Crappy content, spam, etc: A cost of doing business. On the first day we were open, we had 405 posts. 218 were deleted of this total. During the first week, people were basically trying to see if it was true that “anyone could post anything” and what they could get away with. It’s vastly settled down already.
Here’s something very interesting: half the bloggers think there was too much crap. The other half thinks there’s too much censorship and deletion. So here’s the test for what doesn’t get deleted at Truemors. It has to truly be a truemor: something that is news, a true rumor. Opinions, good or bad, get deleted because Truemors isn’t a discussion board. For example, “Did you hear that Seth Godin hates Truemors?” stays. “Guy sucks” doesn’t. PR hype gets deleted unless is cleverly written as a truemor. For example, “Buy discount tickets here” gets deleted. “Did you hear there’s a new way to buy tickets and save a boatload?” won’t if its truly a new way and does save money.
A simple way to look at it is this: Suppose you read something at Truemors, would you ask your spouse, relatives, friends, colleagues, etc, “Did you hear that….?” If it passes this test, then it’s highly likely that it will stay. If not, it’s highly likely it will be deleted.

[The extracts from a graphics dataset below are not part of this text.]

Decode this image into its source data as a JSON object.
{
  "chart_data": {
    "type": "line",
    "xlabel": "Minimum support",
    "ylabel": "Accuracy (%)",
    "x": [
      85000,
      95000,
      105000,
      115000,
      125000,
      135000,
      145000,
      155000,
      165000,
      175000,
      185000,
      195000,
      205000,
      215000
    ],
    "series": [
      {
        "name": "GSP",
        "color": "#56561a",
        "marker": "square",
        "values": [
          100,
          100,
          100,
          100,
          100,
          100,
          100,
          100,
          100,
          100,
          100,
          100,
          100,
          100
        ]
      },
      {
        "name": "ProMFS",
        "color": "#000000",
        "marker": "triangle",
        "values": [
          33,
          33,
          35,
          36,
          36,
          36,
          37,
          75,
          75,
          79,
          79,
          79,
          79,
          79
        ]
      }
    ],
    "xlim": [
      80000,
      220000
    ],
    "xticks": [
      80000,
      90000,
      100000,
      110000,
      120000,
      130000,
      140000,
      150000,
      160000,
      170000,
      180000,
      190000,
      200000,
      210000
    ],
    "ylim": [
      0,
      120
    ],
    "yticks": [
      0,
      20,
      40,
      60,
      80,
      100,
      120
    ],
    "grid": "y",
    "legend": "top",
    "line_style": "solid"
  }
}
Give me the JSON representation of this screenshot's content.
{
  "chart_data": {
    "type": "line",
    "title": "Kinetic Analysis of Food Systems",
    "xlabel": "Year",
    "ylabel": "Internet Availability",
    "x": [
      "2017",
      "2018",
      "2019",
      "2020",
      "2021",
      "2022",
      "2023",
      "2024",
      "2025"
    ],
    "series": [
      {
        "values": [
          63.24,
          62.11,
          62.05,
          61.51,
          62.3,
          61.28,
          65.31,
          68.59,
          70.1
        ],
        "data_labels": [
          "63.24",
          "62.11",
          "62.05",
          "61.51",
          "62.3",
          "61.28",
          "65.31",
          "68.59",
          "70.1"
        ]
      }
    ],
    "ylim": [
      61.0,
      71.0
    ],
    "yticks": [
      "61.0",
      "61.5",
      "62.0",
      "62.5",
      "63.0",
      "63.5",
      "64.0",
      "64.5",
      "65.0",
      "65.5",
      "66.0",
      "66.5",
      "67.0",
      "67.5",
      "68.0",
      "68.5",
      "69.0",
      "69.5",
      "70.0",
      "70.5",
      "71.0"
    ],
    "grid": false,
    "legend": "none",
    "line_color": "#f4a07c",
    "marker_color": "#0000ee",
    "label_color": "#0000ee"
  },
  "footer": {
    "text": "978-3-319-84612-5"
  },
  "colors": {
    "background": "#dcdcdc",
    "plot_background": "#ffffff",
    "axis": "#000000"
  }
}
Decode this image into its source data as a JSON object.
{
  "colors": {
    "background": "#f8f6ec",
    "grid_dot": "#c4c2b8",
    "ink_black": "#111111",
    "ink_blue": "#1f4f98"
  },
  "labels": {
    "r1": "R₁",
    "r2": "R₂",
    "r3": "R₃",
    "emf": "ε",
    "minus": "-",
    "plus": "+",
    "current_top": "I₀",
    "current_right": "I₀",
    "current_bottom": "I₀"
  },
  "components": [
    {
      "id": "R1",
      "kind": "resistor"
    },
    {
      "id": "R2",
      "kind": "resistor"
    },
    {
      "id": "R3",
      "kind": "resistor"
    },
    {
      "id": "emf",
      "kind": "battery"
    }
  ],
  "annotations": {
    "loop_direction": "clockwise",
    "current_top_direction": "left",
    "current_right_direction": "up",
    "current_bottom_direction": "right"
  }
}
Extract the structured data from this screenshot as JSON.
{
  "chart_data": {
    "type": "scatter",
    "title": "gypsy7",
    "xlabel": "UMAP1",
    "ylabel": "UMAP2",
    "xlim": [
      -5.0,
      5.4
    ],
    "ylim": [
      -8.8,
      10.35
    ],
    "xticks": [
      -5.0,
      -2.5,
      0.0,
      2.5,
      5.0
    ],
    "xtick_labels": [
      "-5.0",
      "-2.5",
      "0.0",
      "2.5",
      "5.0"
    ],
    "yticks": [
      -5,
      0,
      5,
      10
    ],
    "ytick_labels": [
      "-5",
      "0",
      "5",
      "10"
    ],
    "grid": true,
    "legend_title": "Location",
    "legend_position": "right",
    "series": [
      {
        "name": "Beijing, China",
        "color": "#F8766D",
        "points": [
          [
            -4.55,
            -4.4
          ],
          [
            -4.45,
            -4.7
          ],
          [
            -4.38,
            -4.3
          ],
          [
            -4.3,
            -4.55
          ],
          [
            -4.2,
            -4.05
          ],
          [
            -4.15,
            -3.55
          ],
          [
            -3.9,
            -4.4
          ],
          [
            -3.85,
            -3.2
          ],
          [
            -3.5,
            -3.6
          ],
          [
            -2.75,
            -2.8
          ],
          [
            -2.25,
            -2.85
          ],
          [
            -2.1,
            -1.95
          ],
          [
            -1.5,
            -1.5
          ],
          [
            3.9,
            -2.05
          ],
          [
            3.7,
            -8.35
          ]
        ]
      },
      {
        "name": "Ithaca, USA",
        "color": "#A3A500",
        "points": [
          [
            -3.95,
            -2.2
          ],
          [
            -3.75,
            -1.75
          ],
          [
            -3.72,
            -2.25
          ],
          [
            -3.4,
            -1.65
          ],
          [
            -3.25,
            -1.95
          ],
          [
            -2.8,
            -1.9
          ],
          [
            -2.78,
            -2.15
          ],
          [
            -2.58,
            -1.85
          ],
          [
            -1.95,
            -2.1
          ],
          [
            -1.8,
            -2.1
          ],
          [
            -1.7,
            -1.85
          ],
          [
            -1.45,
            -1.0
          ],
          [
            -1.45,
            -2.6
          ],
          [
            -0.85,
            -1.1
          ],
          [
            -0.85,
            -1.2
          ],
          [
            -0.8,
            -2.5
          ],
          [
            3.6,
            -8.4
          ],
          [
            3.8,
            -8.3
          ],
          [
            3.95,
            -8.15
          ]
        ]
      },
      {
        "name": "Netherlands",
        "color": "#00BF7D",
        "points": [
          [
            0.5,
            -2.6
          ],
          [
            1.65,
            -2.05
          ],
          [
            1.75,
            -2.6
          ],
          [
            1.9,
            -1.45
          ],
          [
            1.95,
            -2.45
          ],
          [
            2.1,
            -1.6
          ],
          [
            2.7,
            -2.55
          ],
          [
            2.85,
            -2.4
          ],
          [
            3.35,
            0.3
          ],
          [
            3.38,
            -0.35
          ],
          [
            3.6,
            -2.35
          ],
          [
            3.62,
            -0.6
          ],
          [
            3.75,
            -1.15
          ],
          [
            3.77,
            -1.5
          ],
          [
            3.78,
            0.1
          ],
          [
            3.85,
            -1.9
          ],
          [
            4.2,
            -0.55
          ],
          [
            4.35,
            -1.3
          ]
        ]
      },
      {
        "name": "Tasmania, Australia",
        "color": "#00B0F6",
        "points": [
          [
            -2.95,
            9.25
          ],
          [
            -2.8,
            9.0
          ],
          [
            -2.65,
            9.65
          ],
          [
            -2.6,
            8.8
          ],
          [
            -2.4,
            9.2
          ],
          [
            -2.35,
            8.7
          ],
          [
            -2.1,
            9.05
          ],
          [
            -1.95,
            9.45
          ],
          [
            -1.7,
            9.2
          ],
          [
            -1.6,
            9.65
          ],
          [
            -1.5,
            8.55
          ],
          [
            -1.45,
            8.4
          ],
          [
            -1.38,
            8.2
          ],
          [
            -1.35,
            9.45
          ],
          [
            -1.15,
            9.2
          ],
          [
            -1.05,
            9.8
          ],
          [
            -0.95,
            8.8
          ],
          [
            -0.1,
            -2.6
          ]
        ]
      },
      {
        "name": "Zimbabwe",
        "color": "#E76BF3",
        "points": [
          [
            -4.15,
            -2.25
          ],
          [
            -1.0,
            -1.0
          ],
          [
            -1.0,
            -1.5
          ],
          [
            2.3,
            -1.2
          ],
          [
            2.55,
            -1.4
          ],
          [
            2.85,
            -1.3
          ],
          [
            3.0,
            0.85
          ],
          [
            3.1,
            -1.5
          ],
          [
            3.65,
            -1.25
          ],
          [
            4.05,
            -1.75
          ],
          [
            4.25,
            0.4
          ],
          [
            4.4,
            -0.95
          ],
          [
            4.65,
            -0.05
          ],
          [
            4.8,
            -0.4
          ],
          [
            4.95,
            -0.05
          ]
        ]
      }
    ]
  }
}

Built on WordPress: This blows me away. I don’t understand the stigma of being built on Word Press. Isn’t Scoble, everyone’s hero, using Word Press? Should we look down on companies using MySQL instead of Oracle?
Only getting PR because it’s Guy: Also, true, but what am I supposed to do: hide the fact that it’s me? And when I publish my next book, use an anonymous pen name? All of entrepreneurship is about tipping the field in your direction by doing whatever you can including your past reputation. Entrepreneurship is not about a level playing field–it’s about gaining every advantage that you can. It took me 23 years to get to this point, I sure am going to use whatever advantages I can.
Here’s what I truly don’t understand. Sure, shoot me and Truemors down. It’s okay. I’m a big boy and a juicy target. Such is life. But if I were an entrepreneur, I would be thinking: “Life is good. Guy has shown that with $12,000 and seven weeks of work you can launch a company today. Open source has changed the world. Now I don’t need to spend 6-9 months sucking up to clueless VCs in between their golf games and trips to the south of France and 6-9 months duking it out with a compiler. By tapping the blogosphere I can get PR without spending $10,000/month on a PR firm and $40,000 at Demo. I can come up with an idea, launch it, and see if it works.”